In our last post, we discussed genetic variations that result in our having either a “worrier” or a “warrior” brain. We also mentioned that worriers can handle stress effectively, even function at the level of Navy Seals, if they are properly trained. Sufficiently trained, worriers can deal with demanding situations as well as warriors.
What makes this possible? Despite the bodily stress reactions we have that are inborn, how we interpret those reactions can dramatically shift how we react.
In the early 1960s, two psychologists, Stanley Schachter and Jerome Singer showed that cueing people about how to view their experiences can dramatically shift how they actually react.

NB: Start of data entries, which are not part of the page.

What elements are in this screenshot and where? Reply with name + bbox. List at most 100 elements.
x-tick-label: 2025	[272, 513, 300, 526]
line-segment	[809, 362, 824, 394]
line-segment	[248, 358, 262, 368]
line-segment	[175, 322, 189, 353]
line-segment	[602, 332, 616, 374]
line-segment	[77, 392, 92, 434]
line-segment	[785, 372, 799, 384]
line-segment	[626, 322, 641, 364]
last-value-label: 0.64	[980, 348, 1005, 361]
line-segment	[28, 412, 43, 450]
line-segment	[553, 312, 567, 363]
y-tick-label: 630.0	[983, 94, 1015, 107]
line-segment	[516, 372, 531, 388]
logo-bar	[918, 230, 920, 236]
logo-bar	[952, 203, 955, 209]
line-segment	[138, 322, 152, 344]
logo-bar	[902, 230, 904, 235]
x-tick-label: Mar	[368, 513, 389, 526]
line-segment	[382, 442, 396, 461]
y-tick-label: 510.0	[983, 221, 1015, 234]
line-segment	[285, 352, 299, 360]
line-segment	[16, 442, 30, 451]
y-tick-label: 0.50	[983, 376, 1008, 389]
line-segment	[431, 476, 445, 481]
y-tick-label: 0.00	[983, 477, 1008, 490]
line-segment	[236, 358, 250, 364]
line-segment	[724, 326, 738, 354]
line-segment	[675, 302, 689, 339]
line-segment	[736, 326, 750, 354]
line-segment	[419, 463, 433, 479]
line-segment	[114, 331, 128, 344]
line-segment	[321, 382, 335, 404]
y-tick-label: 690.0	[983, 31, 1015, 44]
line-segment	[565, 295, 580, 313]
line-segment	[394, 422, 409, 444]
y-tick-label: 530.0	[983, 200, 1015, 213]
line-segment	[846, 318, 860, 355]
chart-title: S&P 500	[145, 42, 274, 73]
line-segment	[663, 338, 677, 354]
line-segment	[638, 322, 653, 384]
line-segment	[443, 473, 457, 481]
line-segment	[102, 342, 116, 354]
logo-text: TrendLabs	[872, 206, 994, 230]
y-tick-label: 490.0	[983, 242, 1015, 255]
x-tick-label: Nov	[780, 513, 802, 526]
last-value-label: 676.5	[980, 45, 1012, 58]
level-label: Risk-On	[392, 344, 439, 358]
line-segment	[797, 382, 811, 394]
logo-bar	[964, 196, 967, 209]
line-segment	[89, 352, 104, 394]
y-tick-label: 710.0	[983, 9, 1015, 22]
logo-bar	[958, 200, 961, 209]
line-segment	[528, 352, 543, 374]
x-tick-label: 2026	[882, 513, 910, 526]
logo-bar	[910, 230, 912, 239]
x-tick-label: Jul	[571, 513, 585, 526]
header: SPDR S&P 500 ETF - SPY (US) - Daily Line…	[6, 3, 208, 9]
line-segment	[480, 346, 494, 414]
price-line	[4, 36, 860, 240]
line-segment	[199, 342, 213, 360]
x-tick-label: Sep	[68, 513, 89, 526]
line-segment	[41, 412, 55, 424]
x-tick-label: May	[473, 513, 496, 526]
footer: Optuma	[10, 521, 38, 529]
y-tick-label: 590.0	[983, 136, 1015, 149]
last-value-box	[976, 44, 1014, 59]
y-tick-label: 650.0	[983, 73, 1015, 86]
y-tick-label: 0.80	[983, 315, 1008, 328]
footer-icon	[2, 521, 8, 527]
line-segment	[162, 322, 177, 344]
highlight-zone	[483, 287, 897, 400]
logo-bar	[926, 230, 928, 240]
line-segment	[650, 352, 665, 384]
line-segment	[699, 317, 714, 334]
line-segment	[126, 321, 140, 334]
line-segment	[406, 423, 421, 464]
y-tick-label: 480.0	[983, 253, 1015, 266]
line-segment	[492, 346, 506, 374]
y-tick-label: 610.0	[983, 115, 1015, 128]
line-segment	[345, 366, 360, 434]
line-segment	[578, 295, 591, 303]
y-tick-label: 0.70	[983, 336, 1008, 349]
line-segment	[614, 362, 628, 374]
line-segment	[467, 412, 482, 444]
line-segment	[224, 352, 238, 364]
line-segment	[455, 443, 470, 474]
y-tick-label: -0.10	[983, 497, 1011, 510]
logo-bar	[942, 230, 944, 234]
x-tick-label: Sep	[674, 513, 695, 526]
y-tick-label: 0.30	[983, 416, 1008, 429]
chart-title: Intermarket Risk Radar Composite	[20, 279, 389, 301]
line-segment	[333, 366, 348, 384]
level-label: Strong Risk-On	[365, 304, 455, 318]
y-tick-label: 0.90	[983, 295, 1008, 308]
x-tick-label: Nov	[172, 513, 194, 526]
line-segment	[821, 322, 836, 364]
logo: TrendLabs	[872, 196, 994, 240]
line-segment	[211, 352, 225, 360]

Their studies were complex, but, basically, they assessed how the effects of a drug that produced high arousal (standard pharmaceutical adrenalin) changed, depending on the context in which the drug was administered.
If people injected with pharmaceutical adrenalin, which produces a typical stress response with rapid heart rate, sweating, and so forth), were in a situation in which a stooge feigned anger, they were more likely to be angry. If the stooge feigned euphoria, they became more silly and playful.
Anything that changes how we view our bodily reactions has the power to determine whether we end up distressed and defeated or end up feeling euphoric, or heaven knows what else. The point is that the physiological reaction is not the boss. It has a vote, but it’s not the boss.
So if you have powerful feelings and symptoms when you face stress, you can still fall back on your thought patterns to use that power to support you.
Bodily responses to life’s demands commonly provide protection from threats. So getting rid of those reactions is not necessarily a good path to resilience. Important research shows that those who are resilient have physiological responses to stress as intense as those who are less resilient.
Walter Cannon, the scientist who first identified the “fight or flight” stress response did so in a book he entitled “The Wisdom of the Body”. Wisdom? Can it be that these hated feelings we try to fight off when taking a difficult test, walking on stage to give a speech, etc. are based on bodily “wisdom”?
For example, isn’t your heart pounding rapidly bad for you?
Commonly it is not. Your heart pounds when you exercise vigorously, have sex or ride on a rollercoaster, and we don’t think of that as bad for you. The heart’s reaction during positive states can actually be more intense than it is during negative ones.
It can be bad for you if you have serious heart disease, but that doesn’t mean it’s bad for most of us. Exercise that pushes the heart to be fast and effective is commonly recommended to make us healthier.
The physiological reactions themselves can change depending on how we interpret them. For example, when we interpret something as manageable, our heart’s efficiency tends to increase and our blood vessels relax. When we view them as a threat beyond our control, the opposite happens.
Harvard Professor Jeremy Jamieson and his colleagues have done valuable research confirming that how we appraise or interpret our bodily reactions to demanding situations can determine how well we perform under stress.
For example, in one study, in a high-stakes testing situation half of the test-takers were told before the test that stress reactions we have during important, difficult tests predict better, not worse performance. They were also told that they should not feel concerned about their body’s reactions, but instead should remind themselves that this arousal could be helping them do well.
The group taught to see stress reactions as beneficial scored 65 points higher than controls!